Indonesia’s economic growth unexpectedly accelerated in the second quarter as rising prices and demand for the nation’s coal, palm oil and rubber pushed exports to a record. Southeast Asia’s largest economy expanded 6.4 percent from a year earlier, after growing 6.3 percent in the previous three months, according to the latest data from the Central Statistics Bureau

Indonesia’s exports reached an unprecedented $12.9 billion in June as rising shipments to India and China offset weaker demand from the U.S., Asia’s biggest market. Stronger overseas sales may allow the central bank to raise interest rates from an 18-month high to tame inflation. Indonesia’s benchmark index rose 1.2 percent on the news in Jakarta, while the rupiah was unchanged at 9,185 per dollar.

The central bank raised its benchmark rate for a fourth month on Aug. 5, to 9 percent. Consumer prices jumped 11.9 percent in July from a year earlier and bank loans increased 32 percent. Wholesale-price inflation accelerated to 34.7 percent in June, the fastest pace in nine years.

Exports grew 16.1 percent in the second quarter, the fastest pace in three years. India and China bought 15 percent of Indonesia’s exports in May, compared with 13 percent for the whole of 2006, according to the July data. The U.S. accounted for 11 percent of the nation’s exports in May.
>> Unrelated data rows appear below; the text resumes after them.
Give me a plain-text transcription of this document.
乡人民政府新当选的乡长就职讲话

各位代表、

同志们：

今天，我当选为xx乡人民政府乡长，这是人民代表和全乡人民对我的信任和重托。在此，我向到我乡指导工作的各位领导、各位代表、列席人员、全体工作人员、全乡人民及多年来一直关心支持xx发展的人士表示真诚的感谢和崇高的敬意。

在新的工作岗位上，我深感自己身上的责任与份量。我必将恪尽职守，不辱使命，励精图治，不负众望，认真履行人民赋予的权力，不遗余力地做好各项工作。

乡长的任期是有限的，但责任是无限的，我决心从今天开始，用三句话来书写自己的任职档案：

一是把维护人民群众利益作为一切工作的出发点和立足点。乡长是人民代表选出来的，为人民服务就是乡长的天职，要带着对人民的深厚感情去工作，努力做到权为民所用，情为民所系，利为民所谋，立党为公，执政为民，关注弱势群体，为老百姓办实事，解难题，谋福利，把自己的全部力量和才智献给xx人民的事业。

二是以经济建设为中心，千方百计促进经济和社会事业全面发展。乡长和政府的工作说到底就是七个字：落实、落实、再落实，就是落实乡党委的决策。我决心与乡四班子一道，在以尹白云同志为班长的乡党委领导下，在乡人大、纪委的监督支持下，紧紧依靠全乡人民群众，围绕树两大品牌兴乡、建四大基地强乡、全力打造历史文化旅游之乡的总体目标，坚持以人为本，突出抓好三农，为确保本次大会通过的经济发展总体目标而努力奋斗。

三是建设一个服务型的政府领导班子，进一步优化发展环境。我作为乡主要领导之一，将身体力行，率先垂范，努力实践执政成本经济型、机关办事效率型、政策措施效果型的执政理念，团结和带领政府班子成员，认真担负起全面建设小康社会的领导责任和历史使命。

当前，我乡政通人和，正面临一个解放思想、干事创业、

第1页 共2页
In Indonesia, cheap credit till May and rising sales of coal, palm oil and rubber boosted rural incomes and spending, particularly in provinces in Sumatra and the Indonesian part of Borneo island, which produce most of the nation’s palm oil. Sumatra and Borneo also produce the biggest share of the country’s rubber, with Sulawesi producing most of its cocoa.

Car sales surged to a record 54,631 units in June.

Still, a decline in commodity prices since the end of June may reduce farmer incomes and damp consumption, which accounts for about 70 percent of the $365 billion economy. Consumption growth slowed to 5.3 percent in the second quarter from a year earlier, compared with a 5.5 percent gain in the previous three months, according to today’s report. Government spending grew 2.2 percent after rising 3.6 percent in the first quarter.

Palm oil in Malaysia has declined 42 percent from its March 4 record. Coal prices at Australia’s Newcastle port, a benchmark for Asia, fell 2.6 percent last week to $156.16 a ton, according to the globalCOAL NEWC Index.

The International Monetary Fund, in its annual assessment of Indomesia this week, “welcomed the resilience of the Indonesian economy to the global slowdown and financial market turmoil, underpinned by strong macroeconomic fundamentals and the highly liquid and well-capitalised banking system”. It forecast growth would reach 6.3 per cent next year.

Exports accounted for 30 per cent of growth in the second quarter, far lower than in neighbouring countries, while consumer spending represented 60.3 per cent. Quarter-on-quarter growth was 2.44 per cent, compared with 2.19 per cent in the first quarter. Indonesia’s business confidence index rose to 114.55, its highest level for four years, indicating a strongly positive outlook, the national statistics agency said. A figure of 100 is considered neutral. Consumer confidence, however, fell to 93.84, its lowest level in three years, on the back of a 30 per cent fuel price increase in May and rising inflation.

A fall in commodity prices over the past two months will slow growth, but this will be partly compensated for by increased government spending on infrastructure, especially power. The finance ministry said this week the government had spent only 36.7 per cent of its 2008 budget in the first half of the year.

The budget deficit is now expected to be about 1.9 per cent of GDP this year up from the originally intended 1.5 percent in order to fund an additional education budget. This week the constitutional court ruled that, in line with the constitution, education spending must be 20 per cent of the government’s budget, a figure it has never reached in the last decade.